For 21 procedures, accounting for 21% of the surgical procedures, structure, process and outcome measures were looked for by the researchers. Organisations reported structure measures (such as annual hospital volume) for 12 procedures. None reported any process measures. Outcome measures were reported for 19 procedures, the most commonly reported being death in hospital and the major complication rate.

Six of the 10 most common non-obstetric procedures, including hysterectomy and cholecystectomy, had no reported quality measures at all. Furthermore because of the time lag between collecting and reporting data, most current measures reflected care that had been delivered between two and five years previously.

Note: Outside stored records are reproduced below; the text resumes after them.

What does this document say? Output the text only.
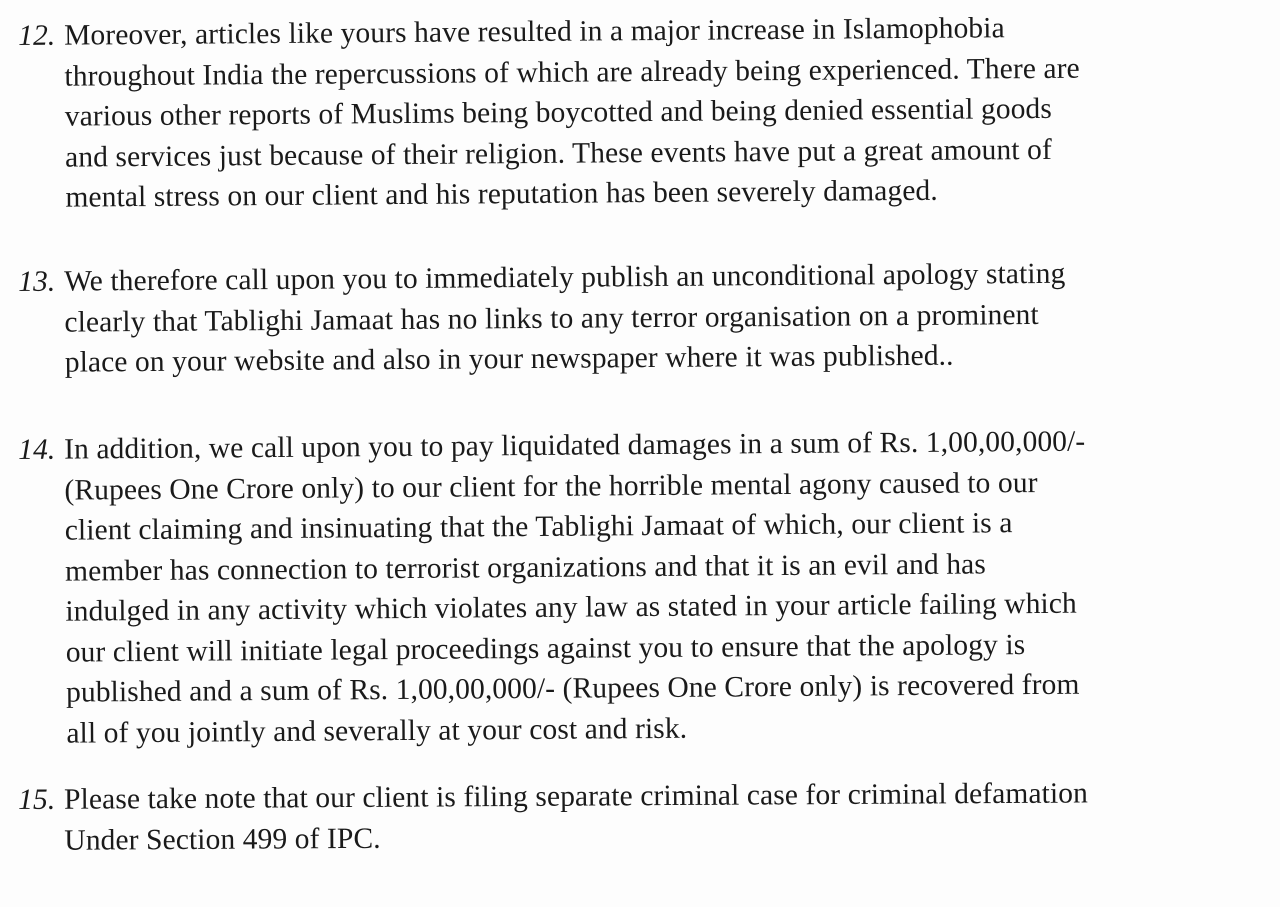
12. Moreover, articles like yours have resulted in a major increase in Islamophobia
throughout India the repercussions of which are already being experienced. There are
various other reports of Muslims being boycotted and being denied essential goods
and services just because of their religion. These events have put a great amount of
mental stress on our client and his reputation has been severely damaged.
13. We therefore call upon you to immediately publish an unconditional apology stating
clearly that Tablighi Jamaat has no links to any terror organisation on a prominent
place on your website and also in your newspaper where it was published..
14. In addition, we call upon you to pay liquidated damages in a sum of Rs. 1,00,00,000/-
(Rupees One Crore only) to our client for the horrible mental agony caused to our
client claiming and insinuating that the Tablighi Jamaat of which, our client is a
member has connection to terrorist organizations and that it is an evil and has
indulged in any activity which violates any law as stated in your article failing which
our client will initiate legal proceedings against you to ensure that the apology is
published and a sum of Rs. 1,00,00,000/- (Rupees One Crore only) is recovered from
all of you jointly and severally at your cost and risk.
15. Please take note that our client is filing separate criminal case for criminal defamation
Under Section 499 of IPC.
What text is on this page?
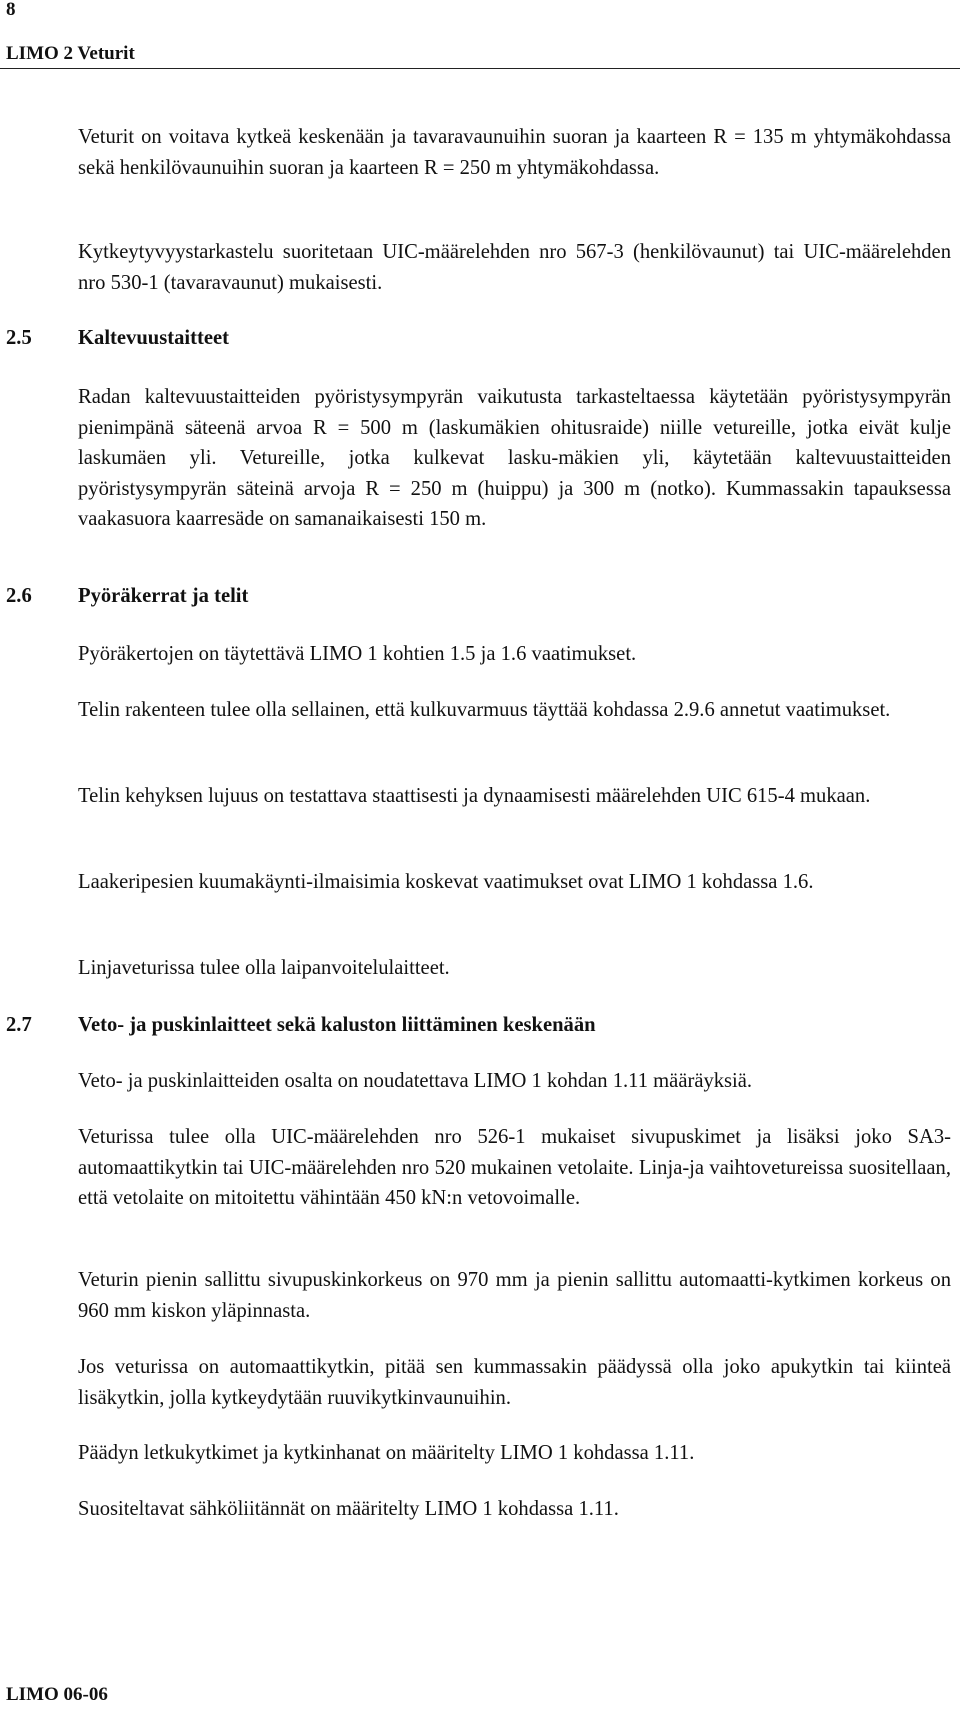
8
LIMO 2 Veturit

Veturit on voitava kytkeä keskenään ja tavaravaunuihin suoran ja kaarteen R = 135 m yhtymäkohdassa sekä henkilövaunuihin suoran ja kaarteen R = 250 m yhtymäkohdassa.

Kytkeytyvyystarkastelu suoritetaan UIC-määrelehden nro 567-3 (henkilövaunut) tai UIC-määrelehden nro 530-1 (tavaravaunut) mukaisesti.

2.5 Kaltevuustaitteet

Radan kaltevuustaitteiden pyöristysympyrän vaikutusta tarkasteltaessa käytetään pyöristysympyrän pienimpänä säteenä arvoa R = 500 m (laskumäkien ohitusraide) niille vetureille, jotka eivät kulje laskumäen yli. Vetureille, jotka kulkevat lasku-mäkien yli, käytetään kaltevuustaitteiden pyöristysympyrän säteinä arvoja R = 250 m (huippu) ja 300 m (notko). Kummassakin tapauksessa vaakasuora kaarresäde on samanaikaisesti 150 m.

2.6 Pyöräkerrat ja telit

Pyöräkertojen on täytettävä LIMO 1 kohtien 1.5 ja 1.6 vaatimukset.

Telin rakenteen tulee olla sellainen, että kulkuvarmuus täyttää kohdassa 2.9.6 annetut vaatimukset.

Telin kehyksen lujuus on testattava staattisesti ja dynaamisesti määrelehden UIC 615-4 mukaan.

Laakeripesien kuumakäynti-ilmaisimia koskevat vaatimukset ovat LIMO 1 kohdassa 1.6.

Linjaveturissa tulee olla laipanvoitelulaitteet.

2.7 Veto- ja puskinlaitteet sekä kaluston liittäminen keskenään

Veto- ja puskinlaitteiden osalta on noudatettava LIMO 1 kohdan 1.11 määräyksiä.

Veturissa tulee olla UIC-määrelehden nro 526-1 mukaiset sivupuskimet ja lisäksi joko SA3-automaattikytkin tai UIC-määrelehden nro 520 mukainen vetolaite. Linja-ja vaihtovetureissa suositellaan, että vetolaite on mitoitettu vähintään 450 kN:n vetovoimalle.

Veturin pienin sallittu sivupuskinkorkeus on 970 mm ja pienin sallittu automaatti-kytkimen korkeus on 960 mm kiskon yläpinnasta.

Jos veturissa on automaattikytkin, pitää sen kummassakin päädyssä olla joko apukytkin tai kiinteä lisäkytkin, jolla kytkeydytään ruuvikytkinvaunuihin.

Päädyn letkukytkimet ja kytkinhanat on määritelty LIMO 1 kohdassa 1.11.

Suositeltavat sähköliitännät on määritelty LIMO 1 kohdassa 1.11.

LIMO 06-06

The situation is set to improve by 2005 when three new publicly available quality measures are expected relating to hip fracture, carotid endarterectomy and coronary artery bypass grafting. For the last of these the quality measure will include risk adjusted deaths specific to individual surgeons.

An accompanying commentary commented that there are essentially three problems to the task of improving health care by publishing outcomes from healthcare providers. The first is to find outcomes that provide good comparable information, allowing for differences in case mix and with sufficient power that differences between providers do not arise by chance.

The second is to make sure that this information is used to genuinely improve the quality of care provided by those underperforming—and not just a change in their reporting. Finally, as illustrated by the review from California, the third problem is to find measures that comprehensively capture information about health care which is meaningful to the individual and, importantly, provide this information in a timely way.